I tried to keep the client simple, but that does not preclude one from extending it for having a richer client with graph-caching. Any existing implementation would by default have data-access channels to its datastores. The data with high probability would increase over time. A control/orchestration layer to optimize the access to such data is something users I'm sure would be interested in, in order to expediently facilitate their their access when interfacing with such large data silos. Why did for instance the BAM format create the BAI format as well? Otherwise folks would be downloading whole BAM files just to subsequently select their region of interest. My approach is to allow for some form iteration. If we say, well the data repositories that we currently have would not allow for extending them with data-access enhancements -- to allow for optimal access of larger and ever-growing structural complexities -- then why would folks be motivated to even reach those repositories if they become cumbersome to use. GA4GH is supposed to be at the forefront of developing such standards, and encapsulate logic around current limitations for sharing data. It is even listed in the GA4GH​ ​Connect:​ ​A​ ​5-Year​ ​Strategic​ ​Plan for the Cloud​ ​Work​ ​Stream​ ​Vision that:

Its initial focus is on ‘bringing the algorithms to the data’, by creating standards for defining, sharing, and executing portable workflows.

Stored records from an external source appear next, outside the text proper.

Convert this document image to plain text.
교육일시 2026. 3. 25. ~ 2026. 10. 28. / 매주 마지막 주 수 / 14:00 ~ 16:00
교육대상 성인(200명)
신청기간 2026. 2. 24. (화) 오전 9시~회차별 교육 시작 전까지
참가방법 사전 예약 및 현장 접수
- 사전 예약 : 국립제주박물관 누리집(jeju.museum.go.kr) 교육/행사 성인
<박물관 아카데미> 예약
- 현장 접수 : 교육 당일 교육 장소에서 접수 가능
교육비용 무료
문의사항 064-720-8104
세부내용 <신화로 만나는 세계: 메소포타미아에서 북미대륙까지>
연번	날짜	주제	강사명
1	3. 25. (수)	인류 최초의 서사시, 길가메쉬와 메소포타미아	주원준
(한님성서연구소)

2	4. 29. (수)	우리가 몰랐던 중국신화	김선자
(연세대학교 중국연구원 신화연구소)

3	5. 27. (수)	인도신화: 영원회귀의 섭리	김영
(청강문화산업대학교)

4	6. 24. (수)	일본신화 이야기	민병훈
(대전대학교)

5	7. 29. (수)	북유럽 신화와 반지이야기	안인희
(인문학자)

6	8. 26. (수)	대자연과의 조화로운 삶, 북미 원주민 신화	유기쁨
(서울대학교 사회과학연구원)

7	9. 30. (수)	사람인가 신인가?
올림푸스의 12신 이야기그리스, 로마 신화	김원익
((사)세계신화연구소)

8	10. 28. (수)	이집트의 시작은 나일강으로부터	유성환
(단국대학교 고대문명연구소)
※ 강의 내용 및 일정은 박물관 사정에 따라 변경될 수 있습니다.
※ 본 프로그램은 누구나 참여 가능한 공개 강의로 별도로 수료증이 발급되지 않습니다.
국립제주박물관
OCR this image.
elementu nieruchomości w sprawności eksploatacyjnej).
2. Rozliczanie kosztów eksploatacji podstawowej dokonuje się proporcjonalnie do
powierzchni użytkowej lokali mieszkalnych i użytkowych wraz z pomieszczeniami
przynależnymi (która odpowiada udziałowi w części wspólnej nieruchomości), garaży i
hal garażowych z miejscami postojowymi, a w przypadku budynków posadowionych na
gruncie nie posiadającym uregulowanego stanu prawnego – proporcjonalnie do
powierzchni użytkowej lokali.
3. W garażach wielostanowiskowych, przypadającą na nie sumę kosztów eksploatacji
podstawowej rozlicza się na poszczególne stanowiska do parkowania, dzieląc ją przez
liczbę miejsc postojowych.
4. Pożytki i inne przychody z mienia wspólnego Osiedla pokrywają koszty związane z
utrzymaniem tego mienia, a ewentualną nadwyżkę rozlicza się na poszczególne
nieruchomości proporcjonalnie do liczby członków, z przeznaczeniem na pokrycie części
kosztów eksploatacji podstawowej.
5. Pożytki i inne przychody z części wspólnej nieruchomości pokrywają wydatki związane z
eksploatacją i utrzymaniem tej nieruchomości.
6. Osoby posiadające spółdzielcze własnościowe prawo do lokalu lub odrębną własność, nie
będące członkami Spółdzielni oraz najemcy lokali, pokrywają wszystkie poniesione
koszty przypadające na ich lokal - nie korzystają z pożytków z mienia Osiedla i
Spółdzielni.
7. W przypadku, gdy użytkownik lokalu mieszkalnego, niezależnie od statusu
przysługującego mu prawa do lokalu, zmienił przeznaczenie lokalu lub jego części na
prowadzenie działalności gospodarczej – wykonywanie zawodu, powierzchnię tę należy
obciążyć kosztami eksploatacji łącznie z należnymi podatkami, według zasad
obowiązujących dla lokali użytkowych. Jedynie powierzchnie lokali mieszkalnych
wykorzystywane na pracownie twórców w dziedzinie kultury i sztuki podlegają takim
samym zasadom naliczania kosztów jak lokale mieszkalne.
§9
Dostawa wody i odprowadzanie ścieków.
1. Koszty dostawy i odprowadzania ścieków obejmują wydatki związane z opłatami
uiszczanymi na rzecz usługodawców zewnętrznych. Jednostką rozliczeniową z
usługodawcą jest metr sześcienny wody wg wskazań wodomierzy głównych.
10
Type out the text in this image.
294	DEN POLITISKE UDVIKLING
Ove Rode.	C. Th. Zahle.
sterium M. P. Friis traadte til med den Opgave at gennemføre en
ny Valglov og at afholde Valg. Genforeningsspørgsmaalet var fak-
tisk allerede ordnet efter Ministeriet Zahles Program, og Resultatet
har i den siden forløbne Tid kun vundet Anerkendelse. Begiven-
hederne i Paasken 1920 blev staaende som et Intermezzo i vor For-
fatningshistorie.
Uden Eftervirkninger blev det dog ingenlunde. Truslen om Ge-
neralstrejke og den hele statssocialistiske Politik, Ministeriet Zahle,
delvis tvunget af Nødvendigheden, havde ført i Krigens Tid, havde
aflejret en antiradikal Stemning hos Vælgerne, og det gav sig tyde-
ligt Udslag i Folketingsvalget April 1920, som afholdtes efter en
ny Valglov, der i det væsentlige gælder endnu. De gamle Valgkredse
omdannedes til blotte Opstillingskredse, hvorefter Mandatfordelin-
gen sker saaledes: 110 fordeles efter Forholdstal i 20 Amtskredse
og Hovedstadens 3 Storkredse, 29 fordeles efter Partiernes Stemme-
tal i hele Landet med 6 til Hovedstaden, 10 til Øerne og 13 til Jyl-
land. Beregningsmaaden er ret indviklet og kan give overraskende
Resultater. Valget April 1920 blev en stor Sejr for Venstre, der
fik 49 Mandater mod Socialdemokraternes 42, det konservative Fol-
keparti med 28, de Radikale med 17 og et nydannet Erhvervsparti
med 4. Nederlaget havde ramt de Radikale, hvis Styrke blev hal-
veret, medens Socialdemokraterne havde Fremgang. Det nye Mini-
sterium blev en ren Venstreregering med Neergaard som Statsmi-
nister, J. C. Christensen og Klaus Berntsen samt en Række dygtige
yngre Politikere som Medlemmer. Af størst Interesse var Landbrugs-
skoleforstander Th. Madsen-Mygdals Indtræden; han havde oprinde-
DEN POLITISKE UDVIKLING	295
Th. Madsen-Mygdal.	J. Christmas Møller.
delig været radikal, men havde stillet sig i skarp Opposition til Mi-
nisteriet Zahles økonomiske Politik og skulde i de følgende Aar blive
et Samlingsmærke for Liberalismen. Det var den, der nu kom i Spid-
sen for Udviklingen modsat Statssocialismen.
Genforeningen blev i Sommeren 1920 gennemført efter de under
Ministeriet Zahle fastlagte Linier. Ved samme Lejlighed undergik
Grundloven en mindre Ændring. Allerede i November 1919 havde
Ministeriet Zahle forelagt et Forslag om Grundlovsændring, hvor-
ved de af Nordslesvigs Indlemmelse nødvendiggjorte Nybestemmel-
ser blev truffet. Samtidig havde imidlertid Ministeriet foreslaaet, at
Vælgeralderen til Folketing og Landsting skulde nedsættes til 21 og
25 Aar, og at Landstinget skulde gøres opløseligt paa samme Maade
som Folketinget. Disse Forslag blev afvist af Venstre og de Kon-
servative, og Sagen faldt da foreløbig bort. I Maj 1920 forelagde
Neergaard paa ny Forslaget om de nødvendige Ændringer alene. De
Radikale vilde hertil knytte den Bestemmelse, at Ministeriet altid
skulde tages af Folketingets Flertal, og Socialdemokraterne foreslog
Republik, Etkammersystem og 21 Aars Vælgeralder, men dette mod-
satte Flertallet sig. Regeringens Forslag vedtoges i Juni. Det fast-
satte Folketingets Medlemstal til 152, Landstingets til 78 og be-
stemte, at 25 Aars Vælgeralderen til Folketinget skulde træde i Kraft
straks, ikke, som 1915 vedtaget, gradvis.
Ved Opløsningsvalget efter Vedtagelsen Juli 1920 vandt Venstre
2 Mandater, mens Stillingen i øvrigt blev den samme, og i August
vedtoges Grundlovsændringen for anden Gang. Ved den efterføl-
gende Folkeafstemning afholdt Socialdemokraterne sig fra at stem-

Standards under discussion include workflow definition languages, tool encapsulation, cloud-based task​ ​and​ ​workflow​ ​execution,​ ​and​ ​cloud-agnostic​ ​abstraction​ ​of​ ​data​ ​access.

All I was proposing was the algorithms to encapsulate the data with. Please help me understand what limitations are we facing now, since we worked on this since 2013 and I am sure that researchers would relish richer data exploratory capabilities and data access.

briandoconnor commented 3 years ago

Related to #323, #325, and #337, correct?